4. I was able to feel more clarity when I didn't take notes at the last feedback session. Sometimes taking notes is helpful. But sometimes trying to write everything down keeps me in an analytical state. At the most recent showing I decided to try just letting feedback flow over me without trying to hold onto or remember any of it. I trusted that what was important would stick and the rest I could let go of. And then about an hour after the showing, I had many powerful insights about the piece and wrote them down then.

5. I have trouble setting boundaries when receiving feedback. I tend to think that it's very important to hear whatever people have to say. I see so many works that I believe could have been made much stronger if the director/choreographer had listened to more honest feedback from colleagues. I fear that my work will suffer if I don't let everyone tell me every single thing they want to in response to my piece.

In the feedback structure that CounterPULSE uses at these showings, there is a time when responders can say that they have an opinion about something, and ask me whether I want to hear it. And then I can say yes or no. But it turned out that most people would just say they had an opinion and then they'd roll right through saying it. I didn't feel I had a choice.

But I do have a choice, and could have said I wasn't interested in opinions. That would have been more honest. I knew that I could ask for the opinions of my close collaborators and trusted advisers later, but instead let the opinions of a large group of people keep coming until I was completely overwhelmed. And once I'm overwhelmed, there's not much that gets through.

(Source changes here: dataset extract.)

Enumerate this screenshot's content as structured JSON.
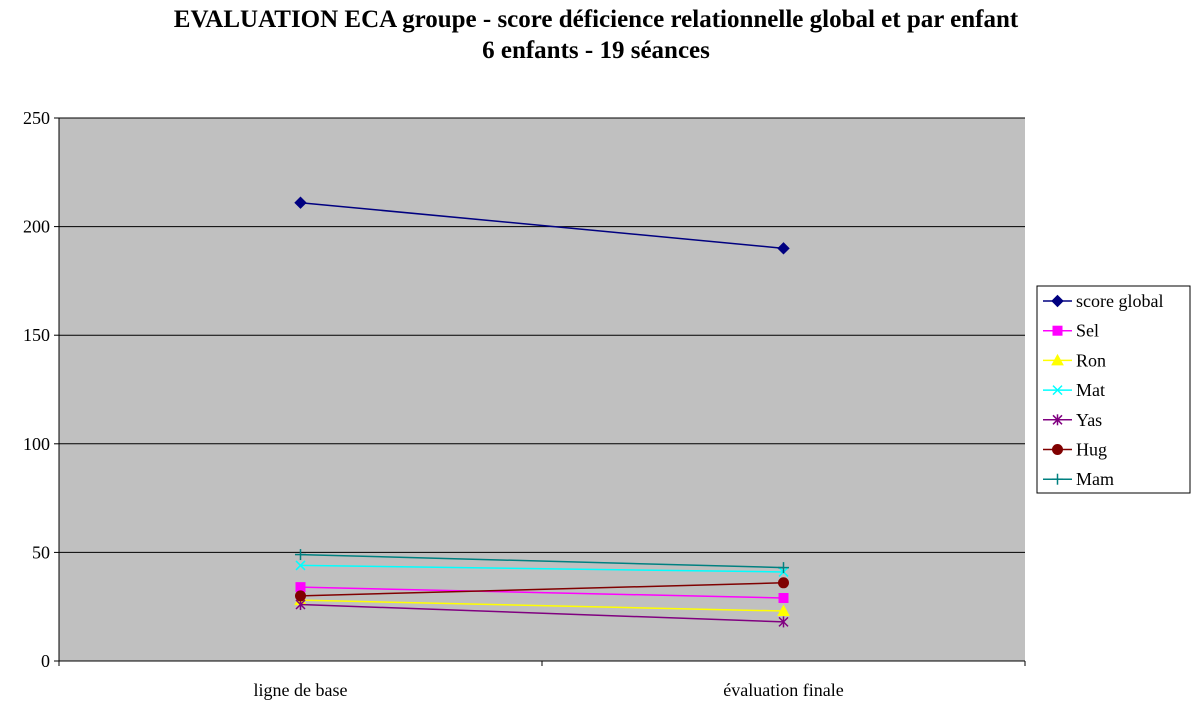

I want to work on noticing sooner when I've had enough feedback and letting people know that. Along with that I want to work on trusting the process enough to know that the piece will reveal itself to me even if I don't hear what everyone has to say about it.

6. Showings seem to always fuel an explosion in my work, even when they're uncomfortable. Sometimes these explosions turn everything upside down. And sometimes they gently peel away an unnecessary layer so that more of the work's truth can come out.

Here's some images from the rehearsal we had the day after our most recent showing. Ideas were flying and the ensemble was riding them beautifully. We created a new section that night in which I gave a series of action words and everyone made a phrase from those. We are playing here with unison movement that doesn't necessarily look the same, but that has synchronicity in the energy patterns:





(Video can also be viewed here: http://www.youtube.com/watch?v=qz9Ib3HOLrw )

Sunday, March 27, 2011

Art vs. Fundamentalism

For Dance Anywhere Day this year we performed a minimalist movement structure in Frank Ogawa Plaza in downtown Oakland. Ensemble Member David Ryther led us in an improvised piece based on a street performer he had witnessed many times in Santa Cruz.

We traveled slowly around the plaza, waving and looking back and forth with a highly exaggerated and slow motion smile.

There happened to be someone shouting what sounded like Fundamentalist Christian doctrines on the plaza for a good half hour before we started. We decided to pass by him with our movement. I thought it would be an interesting balance of energies for a performance piece. I was looking forward to moving in slow motion behind him as he continued ferociously and with great shouting speed.

As he noticed us approaching, he closed up shop and left. We couldn't even get near him. We must have scared him somehow. While I was disappointed that we didn't get to "collaborate" for that moment, I also felt elated. It was a victory for Art over Fundamentalism. And we won because of our inclusivity. His material worked great for our piece. It added dynamic tension. We embraced what he was doing. But he didn't have room for our expression in his, and so he go pushed out of the space.

A reminder of the power of inclusion and openness.